Jordan Greenby Jordan Green

Dr. Sylvia Flack has been facing down a crisis in health disparities that disadvantage people of color since she joined the administration of Winston-Salem State University in 1989. Her first job, as coordinator of the nursing program, was to halt a plan by the NC Board of Nursing, UNC Board of Governors and state lawmakers to close the program at the historically black institution. Even though the university leadership considered the program a lost cause, she saved it.

Short in stature but with a bright disposition and engaging manner, she hinted during a workshop on Oct. 24 that she wouldn’t mind passing the baton, but still clearly sees the state of black health as profoundly unacceptable.

Hers was only one of the breakout sessions after lunch at the Cross-Systems Equity Summit hosted by Neighbors for Better Neighborhoods and funded by the United Way of Forsyth County that examined how various systems interact to perpetuate institutional racism and oppression. Flack said it’s important to be frank: People of color are more likely to be sick and die prematurely than their white counterparts, and face significant barriers to healthcare. This challenge intertwines, reinforces and compounds worse outcomes in education, employment, criminal justice and access to finance.

The basic facts about minority health disparities are not in dispute and have long been established. By 1980, the National Institutes of Health reports, there was a growing awareness that blacks, Latinos, American Indians, Asian Americans and Pacific Islanders were likely to die younger while suffering from higher rates of diabetes, cancer, heart disease, stroke, infant mortality and low birth weight.

Local health leaders have evidence that those disparities continue to this day, and are actually more acute in Forsyth County than in North Carolina as a whole.

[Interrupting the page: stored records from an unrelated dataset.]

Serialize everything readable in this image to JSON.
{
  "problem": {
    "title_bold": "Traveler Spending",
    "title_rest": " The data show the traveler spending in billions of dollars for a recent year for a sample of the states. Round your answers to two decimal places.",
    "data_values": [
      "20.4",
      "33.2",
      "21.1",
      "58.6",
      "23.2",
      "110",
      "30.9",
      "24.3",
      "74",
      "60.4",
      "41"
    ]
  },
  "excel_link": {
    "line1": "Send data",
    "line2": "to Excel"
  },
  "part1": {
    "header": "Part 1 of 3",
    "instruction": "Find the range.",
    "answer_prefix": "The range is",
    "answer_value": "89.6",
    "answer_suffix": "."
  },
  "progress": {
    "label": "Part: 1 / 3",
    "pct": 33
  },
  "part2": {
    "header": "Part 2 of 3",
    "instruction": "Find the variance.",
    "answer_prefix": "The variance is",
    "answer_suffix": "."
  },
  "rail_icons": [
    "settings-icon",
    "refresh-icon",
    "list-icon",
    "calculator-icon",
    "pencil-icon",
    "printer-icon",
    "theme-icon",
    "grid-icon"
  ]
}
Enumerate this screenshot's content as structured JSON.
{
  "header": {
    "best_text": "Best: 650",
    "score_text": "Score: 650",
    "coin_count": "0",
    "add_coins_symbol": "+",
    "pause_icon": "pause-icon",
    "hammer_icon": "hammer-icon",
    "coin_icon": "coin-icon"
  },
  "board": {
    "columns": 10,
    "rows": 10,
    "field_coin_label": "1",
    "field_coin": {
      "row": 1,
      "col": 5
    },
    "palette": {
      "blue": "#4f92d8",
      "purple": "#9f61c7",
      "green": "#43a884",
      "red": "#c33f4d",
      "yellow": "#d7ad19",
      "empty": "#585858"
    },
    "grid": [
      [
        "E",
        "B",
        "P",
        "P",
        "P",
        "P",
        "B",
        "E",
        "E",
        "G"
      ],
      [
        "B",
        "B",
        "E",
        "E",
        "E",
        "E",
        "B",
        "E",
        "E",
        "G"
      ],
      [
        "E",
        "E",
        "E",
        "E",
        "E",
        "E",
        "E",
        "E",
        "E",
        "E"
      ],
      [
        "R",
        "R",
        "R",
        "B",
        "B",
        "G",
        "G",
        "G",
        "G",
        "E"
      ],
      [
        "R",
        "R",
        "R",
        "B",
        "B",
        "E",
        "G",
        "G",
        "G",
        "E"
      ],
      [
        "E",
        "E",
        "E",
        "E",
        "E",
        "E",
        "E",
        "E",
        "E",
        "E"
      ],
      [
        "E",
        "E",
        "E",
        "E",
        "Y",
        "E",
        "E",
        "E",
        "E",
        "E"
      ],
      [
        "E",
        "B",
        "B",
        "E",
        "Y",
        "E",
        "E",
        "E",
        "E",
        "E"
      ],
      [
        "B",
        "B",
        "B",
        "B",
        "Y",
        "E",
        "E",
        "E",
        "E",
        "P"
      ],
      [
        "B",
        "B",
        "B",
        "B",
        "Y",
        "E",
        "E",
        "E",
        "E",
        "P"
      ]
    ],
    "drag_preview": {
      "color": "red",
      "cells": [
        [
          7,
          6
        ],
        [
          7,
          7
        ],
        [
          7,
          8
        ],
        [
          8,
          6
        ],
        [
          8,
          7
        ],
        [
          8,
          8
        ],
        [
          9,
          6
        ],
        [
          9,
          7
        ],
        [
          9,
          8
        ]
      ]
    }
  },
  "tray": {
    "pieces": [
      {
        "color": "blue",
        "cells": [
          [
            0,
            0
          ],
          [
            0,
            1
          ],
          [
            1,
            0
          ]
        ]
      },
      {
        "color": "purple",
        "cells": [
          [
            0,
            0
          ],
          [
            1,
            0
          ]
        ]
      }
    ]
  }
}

The 2014 Forsyth County Community Health Assessment Report, which was published in July, found that black residents were 23.1 percent more likely to die of cancer and 48.1 percent more likely to die of heart disease — the two leading causes of death in the county. Black residents also had higher death rates for diabetes and kidney disease than their white counterparts.

The report indicated that “the strongest predictors of better or poorer health status are better or poorer socioeconomic conditions respectively,” adding that “the racial differences in socioeconomic status, neighborhood residential conditions, and access to medical care are important contributors to health disparities.”

The report outlines a correlation between health, poverty and race that should be obvious: “The distressed areas located within the community were in the low-income people of color neighborhoods.”

What accounts for the disparities? Certainly environment. Flack mentioned lack of transportation allowing people to get to doctor’s offices and hospitals, and showed a slide that indicated blacks and Latinos are significantly more likely to live near waste management facilities. The same risks to people of color come into play with major highways. Anyone who is familiar with the geography of Winston-Salem knows that the neighborhoods flanking Highway 52 are predominantly black and Latino.

The Health Disparities and Inequalities Report, published by the federal Centers for Disease Control in November 2013, found that “traffic-related air pollution is a main contributor to unhealthy ambient air quality… with the highest concentrations of risk of exposure occurring near roads.” This exposure is associated with asthma, cardiovascular disease, poor reproductive outcomes and mortality. The report goes on to say that “in the United States, it is widely accepted that economically disadvantaged and minority populations share a disproportionate burden of air pollution exposure and risk.”

But environment and poverty don’t explain everything, Flack said, adding that lack of trust, experiences of racism in the medical establishment and misdiagnosis because of stereotyping all play a role. She mentioned in particular that black women experiencing abdominal pain have been misdiagnosed with pelvic inflammatory disease, a condition typically caused by sexual activity.

As a testament to the murkiness that surrounds minority health research, I found three references to a study indicating that black women were being misdiagnosed with pelvic inflammatory disease as recently as 1993, but the so-called study was a news article in a feminist health journal, not a peer-reviewed scientific research paper. The original research appears to have been conducted by Dr. Donald Chatman in 1976. I couldn’t find any additional studies replicating Chatman’s findings. I’m not sure if that means the research lacks credibility, or that the racial stereotyping is so pervasive that there’s no interest in the medical establishment in correcting the record.

Whatever the truth of the allegation of black women being misdiagnosed with pelvic inflammatory disease, mistrust of the medical establishment among African Americans is well founded and historically rooted. To mention only a few well-known examples, right in Winston-Salem, white community leaders promoted forced sterilization, a program that lasted into the 1970s and predominantly affected poor women of color. Similarly, the US Public Health Service allowed black men to remain untreated for syphilis at the Tuskegee Institute in Alabama from 1932 to 1972 without the patients’ knowledge so they could study the progression of the disease.

At the end of the workshop, Flack mentioned to me that black people are often hesitant to go to a local clinic in Winston-Salem, and suggested that I try to find out why. A woman who had previously worked with the federal Women Infants & Children food and nutrition program, who had overheard our conversation, posited some theories.

“Black people are tired of feeling like they’re the subject of a research study,” she said. “And they keep getting prescribed medications that don’t make them feel better. So they stop going back.”